February DWC Day 4: Failure/Unravel
The Elfgates had fallen. The city was under siege and they just. Kept. Coming. Wave after wave after wave. Illyrias’s arms were exhausted, the shield and sword he held dented and dirty, his face covered with black and red blood - some his own, some from the abominations he had cut down - and still…there was no end in sight.
He was tiring and it showed, every movement was flagging in both speed and accuracy. He couldn't get in enough breath, the hammering of his heart a macabre drum beating out its rhythm to accompany the screaming and the snarling and the unearthly noises coming from the horde before him. It was never ending. It was worse than any hell he had ever imagined. To see those defending the gates get cut down…only to stand back up to attack their own family, friends… it was decimating in a way he knew would haunt him for the rest of his life. This was a nightmare that he would never escape from.
There had been others with him at first, but there were far less now than there had been hours ago. A lifetime ago. So few to face down so many…and Light he thought this might be the end for him. He couldn't keep it up. Every wound he'd suffered was pulling at him, taxing him, and he no longer has the strength to try to heal himself - or anyone else for that matter. It was down to brute strength and determination and he was losing that battle on both fronts.
They were losing the battle on all fronts.
They had been pushed back inside the city and the fires that had been set turned the sky overhead into an angry orange haze. And still, people were running and being cut down and he couldn't stop any of it. He could just keep focusing on what came for him next, defending those with ranged weapons behind him, swinging the sword arm that was turning numb.
A hand touched his shoulder from behind and he knew it was no undead that reached for him. He could only spare a moment to look into the blue eyes of the mage he'd come to call friend over the past few years. Sometimes more than a friend. Kalion’s face was pale, deep bruises under his eyes that spoke of his own exhaustion and the depletion of his magical resources. “The Bazaar,” he choked out, gesturing behind them. “Get everyone you can to the Bazaar.” Illyrias didn't question him, knowing Kalion could still sense magic even if he was close to burning himself out trying to use it to shield their small group. Others had to have pulled back, put shields up for Kalion to be telling him to retreat there. It had to have some modicum of security.

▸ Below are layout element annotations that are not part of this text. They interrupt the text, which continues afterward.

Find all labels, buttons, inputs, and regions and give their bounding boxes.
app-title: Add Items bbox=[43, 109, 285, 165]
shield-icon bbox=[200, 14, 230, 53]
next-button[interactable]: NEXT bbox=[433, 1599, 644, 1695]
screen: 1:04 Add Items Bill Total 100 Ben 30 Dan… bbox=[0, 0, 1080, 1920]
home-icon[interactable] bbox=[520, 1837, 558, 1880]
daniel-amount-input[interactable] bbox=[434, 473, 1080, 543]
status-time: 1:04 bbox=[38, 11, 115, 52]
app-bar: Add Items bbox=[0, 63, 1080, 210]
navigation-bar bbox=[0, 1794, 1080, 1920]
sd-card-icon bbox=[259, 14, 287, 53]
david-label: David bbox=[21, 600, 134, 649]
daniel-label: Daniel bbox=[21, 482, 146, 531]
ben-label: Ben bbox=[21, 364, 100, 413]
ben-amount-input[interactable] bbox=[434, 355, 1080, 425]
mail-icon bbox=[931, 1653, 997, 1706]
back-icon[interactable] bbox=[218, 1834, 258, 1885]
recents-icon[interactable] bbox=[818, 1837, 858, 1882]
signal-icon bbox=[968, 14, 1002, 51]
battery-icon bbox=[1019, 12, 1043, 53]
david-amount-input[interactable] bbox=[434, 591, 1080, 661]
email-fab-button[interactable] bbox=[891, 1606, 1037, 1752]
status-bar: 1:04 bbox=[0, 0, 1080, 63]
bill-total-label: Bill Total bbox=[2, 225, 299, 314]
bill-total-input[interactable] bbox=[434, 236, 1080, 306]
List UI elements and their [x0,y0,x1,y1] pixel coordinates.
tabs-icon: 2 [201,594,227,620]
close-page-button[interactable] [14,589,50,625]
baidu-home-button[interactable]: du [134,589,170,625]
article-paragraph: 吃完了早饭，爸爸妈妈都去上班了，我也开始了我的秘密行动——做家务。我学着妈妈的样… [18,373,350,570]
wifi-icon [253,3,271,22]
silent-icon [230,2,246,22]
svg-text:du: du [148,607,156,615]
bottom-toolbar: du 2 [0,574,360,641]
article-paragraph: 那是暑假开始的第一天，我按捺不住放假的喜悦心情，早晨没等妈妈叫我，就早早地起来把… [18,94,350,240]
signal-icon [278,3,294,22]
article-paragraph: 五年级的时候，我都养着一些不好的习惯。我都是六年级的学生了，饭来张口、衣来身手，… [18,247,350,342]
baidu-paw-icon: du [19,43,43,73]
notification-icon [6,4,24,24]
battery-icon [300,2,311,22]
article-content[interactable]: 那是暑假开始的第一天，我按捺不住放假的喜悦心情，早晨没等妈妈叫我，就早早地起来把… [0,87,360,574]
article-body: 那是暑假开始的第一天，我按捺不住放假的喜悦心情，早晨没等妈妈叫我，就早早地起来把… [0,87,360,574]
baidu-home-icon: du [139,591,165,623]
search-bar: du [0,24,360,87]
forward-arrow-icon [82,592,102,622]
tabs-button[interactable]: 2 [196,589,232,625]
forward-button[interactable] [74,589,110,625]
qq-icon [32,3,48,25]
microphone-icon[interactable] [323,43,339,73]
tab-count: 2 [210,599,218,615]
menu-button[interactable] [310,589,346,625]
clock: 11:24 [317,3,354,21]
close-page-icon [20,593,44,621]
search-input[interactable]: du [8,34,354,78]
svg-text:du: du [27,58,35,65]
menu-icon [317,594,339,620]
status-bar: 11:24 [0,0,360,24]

Illyrias nodded as slapped his sword against his shield, letting it ring out, his voice booming. “Fall back to the Bazaar! Take as many as you can find and pull back!” His voice rose over the noise and soldiers and civilians began moving that way, even as he and those few who remained with him held the line, cutting down anything that came near.
Kalion shook his head. “Illyrias, you need to go now. All of you need to go immediately.” A shimmer of blue light surrounded them, walling off the advancing undead for a few heartbeats. The mage stepped past Illyrias, brushing his lips against his dirty cheek as he passed. “Go. Now. I'll hold the line.”
Uncertainty warred within him, but there were people behind them - not warriors - but artists and musicians and children. People who needed whatever safety the Bazaar could offer. Illyrias’s jaw clenched as he turned with the rest of their little squad, picked up a child, and began to run. They all began to run.
He looked back only once and would forever regret that he did. If he hadn't looked back he could have told himself Kalion made it out - that he had somehow escaped to somewhere else. That he lived. He could have told himself so many lies - but the hard truth lay there on the filthy marble street, etched into the lines of his broken body as the undead swarmed over him. The truth was, Kalion would stand back up and those lovely blue eyes would no longer see him as they once did. Kalion was gone and what remained was now but a spectre and a horror that wore the face of someone Illyrias had cared for.
But that wasn't the truth he would focus on as he ran, as he and the small band of warriors got those children and citizens to safety behind the shields in the Bazaar. The truth was that his friend had saved his life and the life of so many others.
That was the only truth that mattered.